Sean had no difficulty differentiating WU XX from XY. "I haven't seen too many modelesque girls, but they are your all-natural, girl-next-door type," he said, adding that he'd observed perhaps a dozen that he'd "do." But that's not saying much.
In the end, the guys came out only mildly impressed. On a scale of Star Jones to Laguna Beachbabe Kristin Cavalleri, they gave WU chicks a...Sara Gilbert. For those readers unfamiliar with the Roseannealum, that's approximately a 6.5, with a margin of error plus or minus Mary Kate and Ashley Olsen.
This Little Piggy
Hollywood tends to paint archaeologists as booty-plundering daredevils. In real life they're academic foot soldiers like Washington University's Professor Erik Trinkaus, whose research on the origins of the shoe was published this summer in the Journal of Archaeological Science.
Looking to get the stink on feet, Unreal tracked down Trinkaus in his Wash. U. lab.
Unreal: You say the shoe came into widespread use between 40,000 and 26,000 years ago. That's a big spread.
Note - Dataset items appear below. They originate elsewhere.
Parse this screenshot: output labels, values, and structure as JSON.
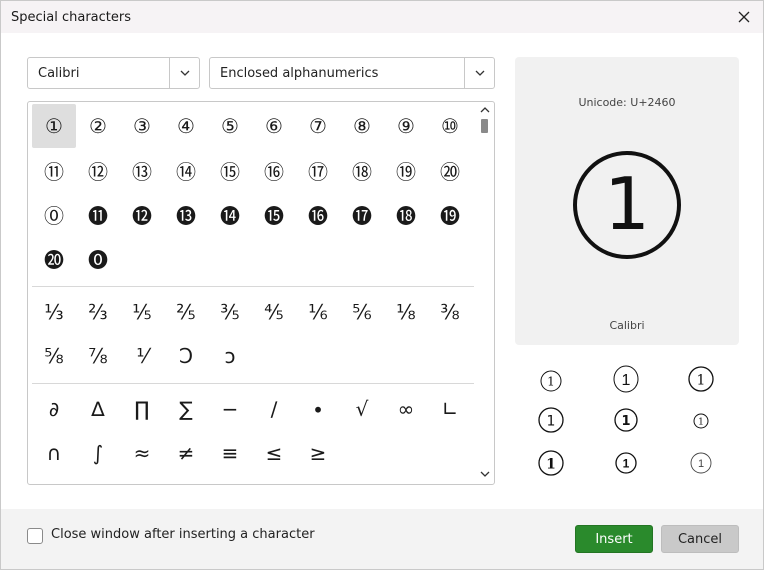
{
  "window": {
    "title": "Special characters"
  },
  "font_select": {
    "value": "Calibri"
  },
  "block_select": {
    "value": "Enclosed alphanumerics"
  },
  "grid": {
    "enclosed": [
      "①",
      "②",
      "③",
      "④",
      "⑤",
      "⑥",
      "⑦",
      "⑧",
      "⑨",
      "⑩",
      "⑪",
      "⑫",
      "⑬",
      "⑭",
      "⑮",
      "⑯",
      "⑰",
      "⑱",
      "⑲",
      "⑳",
      "⓪",
      "⓫",
      "⓬",
      "⓭",
      "⓮",
      "⓯",
      "⓰",
      "⓱",
      "⓲",
      "⓳",
      "⓴",
      "⓿"
    ],
    "fractions": [
      "⅓",
      "⅔",
      "⅕",
      "⅖",
      "⅗",
      "⅘",
      "⅙",
      "⅚",
      "⅛",
      "⅜",
      "⅝",
      "⅞",
      "⅟",
      "Ↄ",
      "ↄ"
    ],
    "math": [
      "∂",
      "∆",
      "∏",
      "∑",
      "−",
      "∕",
      "∙",
      "√",
      "∞",
      "∟",
      "∩",
      "∫",
      "≈",
      "≠",
      "≡",
      "≤",
      "≥"
    ]
  },
  "preview": {
    "unicode": "Unicode: U+2460",
    "font_name": "Calibri",
    "digit": "1"
  },
  "footer": {
    "close_after_insert": "Close window after inserting a character",
    "insert_label": "Insert",
    "cancel_label": "Cancel"
  }
}
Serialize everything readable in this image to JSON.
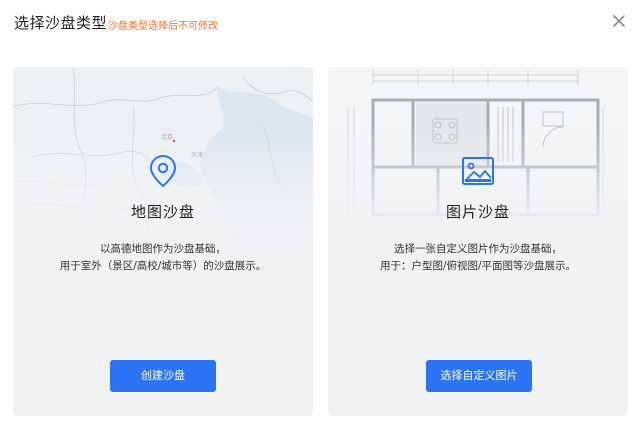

Professor Erik Trinkaus: We have a gap in the fossil record. Prior to 40,000 years ago, humans and Neanderthals buried their dead, which helped preserve their bones. For reasons we don't understand, between 40,000 and about 26,000 years ago people stopped burying their dead. We know that during that time period the anatomy of the foot changed.
You also point out the relationship between the popularity of the shoe and the weakening of the "lesser" toes. If we quit wearing shoes, would the pinky toe achieve its full growth potential?
It's not the length, it's the width and strength of the bone. If you become a couch potato, your arms become weaker but they don't get any shorter. Bone mass is related to muscle use.
How about people whose second toe is longer than their big toe?
People have been looking into that for a long time. I don't think anyone has an answer.
What did the earliest shoes look like?
We simply don't know. The oldest discovered shoes come from California. They were a sort of woven sandal made out of plant material -- but they're only 9,000 years old.